Arriviamo in una laterale di via Bafile, vicino all’entrata della Capannina. Scendiamo, vengo investito da una seconda rata di botte. Al fianco sinistro ho una fitta atroce ogni volta che mi muovo. La testa ha un bozzo sulla fronte che non tornerà mai a posto del tutto. Un braccio è indolenzito, contrarre il bicipite mi fa venire brividi di freddo dal male. Mani sbucciate e spelate. Il sangue che ho sulla camicia è dovuto ad un taglio sul labbro inferiore che si è infilzato nella scheggia del dente. E’ gonfio e pulsa. Siamo in una laterale buia, sterrata, nella pineta. Venti metri più in fondo c’è la spiaggia illuminata a malapena dai fari della Capannina. Sembra di guardare l’utero dall’interno.

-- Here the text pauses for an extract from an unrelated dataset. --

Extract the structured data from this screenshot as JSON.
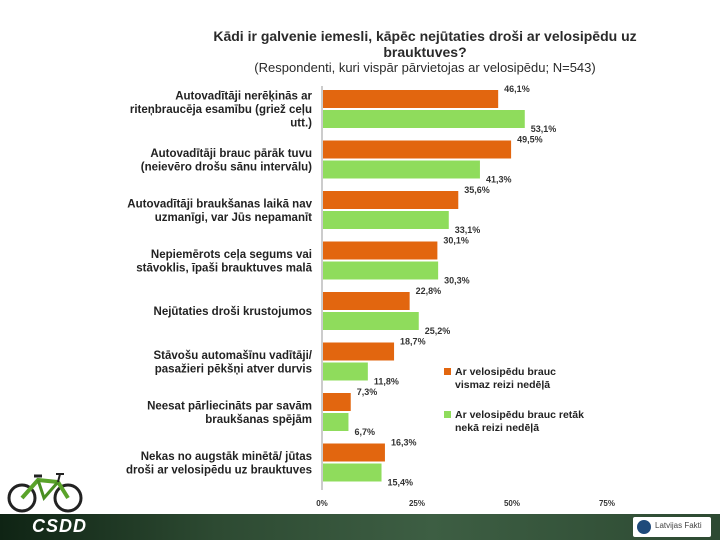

Mi incammino verso il mare e la luce, seguito da Ale o da quello che abita il corpo del mio compagno di classe. Non so cosa possa cambiare una persona fino a renderla irriconoscibile. Di solito l’attitudine che hai da bambino dice quello che sarai da grande. Con enormi sforzi tolgo camicia e pantaloni ed entro in acqua coi boxer. Il freddo anestetizza, la salsedine disinfetta cicatrizzando e strappandomi un gemito. Faccio pian piano entrare l’acqua in bocca, sciacquo, sputo. Sento pizzicare il taglio, ma nulla di più. Non faccio l’errore di chiudere gli occhi o di rilassarmi. Risalgo. Mi levo le mutande fradice, indosso i jeans e uso le parti sane della camicia per asciugarmi. Con pochi passi sulla sabbia ritorniamo alla civiltà. Tra turisti, sbarbati e ubriachi Jesolo è piena di gente a torso nudo in qualunque momento del giorno e della notte. C’è il truzzo su di giri, lo sbarbato ubriaco, quelli del bagno di notte, l’addio al nubilato, americani in vacanza, quelli che si fanno il bagno nelle fontane, quelli che hanno perso una scommessa. Nessuno bada a due in più. Io saltello entusiasta tra macchinoni e plastiche al seno.

«Guarda che macchina, guarda!»
«Quale, la diligenza?»
«Sì, l’unica che invece le cavalle le carica»
«Ma va là, è targata Cartagine»

Negozi e bancarelle che vendono ciarpame di ogni tipo stanno aperti fino a tardi, una maglietta si compra o si sgraffigna senza problemi. Dieci minuti dopo ho una camicia hawaiana blu e posso arrancare per piazza Drago tra tope stellari che mi guardano inorridite e luci, gente, alcolici. Ale è frizzante e mi tiene su vedendo che sto sprofondando in una buca colossale. Decidiamo di berci qualcosa. Seduti al tavolo del pub parliamo di niente, uno che guarda da una parte e uno dall’altra la gente che passa. Prendi quelle che stanno arrivando, ad esempio.
«Ale» dico, interrompendolo «ma tu, nella vita, cosa fai?»
«In che senso?»
«Nel senso, ti alzi e?»
«E’ tanto veneta, ‘sta cosa, sai? Lavoro, lavoro, lavoro… cosa faccio? Mi occupo di un po’ di tutto. Pubbliche relazioni, incontri, eventi…»
«Dici cose, vedi gente»
«Più o meno»

Vi prego di notare lo spacco di quella tizia in fondo con moroso.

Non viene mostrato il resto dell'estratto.